What you need to know to keep within the law.
Insurance policies may not respond in all cases and damage caused by falling trees, fences or walls will lie with the owners to effect repairs and to restore boundaries. If you are tempted to remove a damaged or overgrown hedge, care must be taken that reinstatement is in the correct position. It may not have been planted originally on the true boundary.
It is a common misconception that the manner of construction such as the position of post or arris rails indicates ownership but that is not the law. In the absence of any other evidence, presumptions regarding the boundary can sometimes be made from the facing of fencing or the situation of hedges and ditches. Plans attached to a conveyance may have measurements, a description of the boundary or ‘T’ marks showing who owns a boundary feature or the liability to maintain and repair it. The filed plan for a property at the Land Registry indicates general boundaries only and cannot be relied on for its accuracy.

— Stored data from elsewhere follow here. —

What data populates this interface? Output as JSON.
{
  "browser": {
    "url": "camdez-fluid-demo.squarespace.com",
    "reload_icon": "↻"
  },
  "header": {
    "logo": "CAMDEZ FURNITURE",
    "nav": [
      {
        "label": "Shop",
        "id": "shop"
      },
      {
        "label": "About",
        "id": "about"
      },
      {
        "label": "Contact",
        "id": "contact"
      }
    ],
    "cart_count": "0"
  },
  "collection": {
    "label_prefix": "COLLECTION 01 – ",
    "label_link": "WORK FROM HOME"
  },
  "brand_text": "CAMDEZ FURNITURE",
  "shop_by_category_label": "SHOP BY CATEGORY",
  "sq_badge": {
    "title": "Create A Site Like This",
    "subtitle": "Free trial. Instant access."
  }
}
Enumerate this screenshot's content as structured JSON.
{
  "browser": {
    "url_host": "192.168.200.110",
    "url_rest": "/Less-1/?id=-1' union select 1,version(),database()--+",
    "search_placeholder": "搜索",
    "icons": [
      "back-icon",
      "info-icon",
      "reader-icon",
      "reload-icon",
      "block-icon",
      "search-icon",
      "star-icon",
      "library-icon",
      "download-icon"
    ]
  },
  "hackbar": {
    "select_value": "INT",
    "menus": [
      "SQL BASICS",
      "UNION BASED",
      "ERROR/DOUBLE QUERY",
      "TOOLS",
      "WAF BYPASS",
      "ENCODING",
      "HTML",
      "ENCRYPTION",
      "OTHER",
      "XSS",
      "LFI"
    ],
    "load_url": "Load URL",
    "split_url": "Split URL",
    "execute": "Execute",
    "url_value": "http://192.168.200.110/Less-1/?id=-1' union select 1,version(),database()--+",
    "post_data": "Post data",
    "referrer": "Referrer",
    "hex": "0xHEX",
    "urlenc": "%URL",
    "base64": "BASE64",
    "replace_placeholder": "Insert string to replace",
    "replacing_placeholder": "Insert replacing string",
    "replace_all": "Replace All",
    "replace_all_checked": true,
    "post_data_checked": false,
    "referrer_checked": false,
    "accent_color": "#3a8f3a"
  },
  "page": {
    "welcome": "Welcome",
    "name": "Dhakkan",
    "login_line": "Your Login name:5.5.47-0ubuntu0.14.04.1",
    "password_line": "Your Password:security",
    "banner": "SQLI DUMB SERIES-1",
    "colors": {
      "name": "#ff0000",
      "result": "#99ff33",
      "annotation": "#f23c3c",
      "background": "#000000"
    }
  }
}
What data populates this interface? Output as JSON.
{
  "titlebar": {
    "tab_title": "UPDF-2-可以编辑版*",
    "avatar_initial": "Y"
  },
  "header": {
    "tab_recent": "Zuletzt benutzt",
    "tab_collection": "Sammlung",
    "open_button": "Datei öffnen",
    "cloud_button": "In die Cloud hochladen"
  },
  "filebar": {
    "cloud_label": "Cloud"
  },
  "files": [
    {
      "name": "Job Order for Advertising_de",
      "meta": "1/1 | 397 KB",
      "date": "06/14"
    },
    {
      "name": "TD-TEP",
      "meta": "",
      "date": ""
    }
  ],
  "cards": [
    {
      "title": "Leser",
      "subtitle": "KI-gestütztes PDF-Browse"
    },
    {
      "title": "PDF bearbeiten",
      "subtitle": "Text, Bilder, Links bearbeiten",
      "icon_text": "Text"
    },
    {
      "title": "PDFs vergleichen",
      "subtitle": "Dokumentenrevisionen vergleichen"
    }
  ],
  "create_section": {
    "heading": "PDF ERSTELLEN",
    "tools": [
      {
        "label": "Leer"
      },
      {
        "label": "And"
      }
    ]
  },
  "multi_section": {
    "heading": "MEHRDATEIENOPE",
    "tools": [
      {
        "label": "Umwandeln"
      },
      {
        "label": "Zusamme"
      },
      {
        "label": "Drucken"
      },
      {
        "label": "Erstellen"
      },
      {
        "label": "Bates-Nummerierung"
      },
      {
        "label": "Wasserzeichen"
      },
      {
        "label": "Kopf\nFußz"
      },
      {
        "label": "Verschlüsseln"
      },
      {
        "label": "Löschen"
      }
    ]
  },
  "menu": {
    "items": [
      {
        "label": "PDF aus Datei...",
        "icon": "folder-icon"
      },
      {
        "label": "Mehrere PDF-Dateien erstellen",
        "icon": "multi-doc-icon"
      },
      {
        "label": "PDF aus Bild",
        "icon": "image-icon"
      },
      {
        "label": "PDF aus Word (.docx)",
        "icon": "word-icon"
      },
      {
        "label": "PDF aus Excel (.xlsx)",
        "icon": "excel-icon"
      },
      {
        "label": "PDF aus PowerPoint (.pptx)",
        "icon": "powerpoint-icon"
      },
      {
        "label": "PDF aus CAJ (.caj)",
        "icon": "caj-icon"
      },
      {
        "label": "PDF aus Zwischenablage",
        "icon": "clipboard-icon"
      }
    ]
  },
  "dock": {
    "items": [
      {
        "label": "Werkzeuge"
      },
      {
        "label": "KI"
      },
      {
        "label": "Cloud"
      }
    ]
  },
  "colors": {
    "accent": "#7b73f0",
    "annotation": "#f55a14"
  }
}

What about Ordnance Survey plans?
Ordnance Survey plans or plans in deeds which are based on the Ordnance Survey can also create difficulties. These plans tend to mark features such as hedges and fences rather than legal boundaries. The 1:2500 scale of the Ordnance Survey plans means features drawn on them may be out by as much as 2 meters. The grant of planning permission is not conclusive as to the location of a boundary. The local planning authority is only concerned with public planning issues, not private law rights.
It is possible to obtain planning permission over land which you do not own and the grant of permission does not have any bearing on the ownership of the land in question. What may have started out as a well-intended spring clean-up, could lead to misunderstandings or difficulties with adjoining owners. Early discussions and sensitivity are essential to avoid misunderstandings and disputes.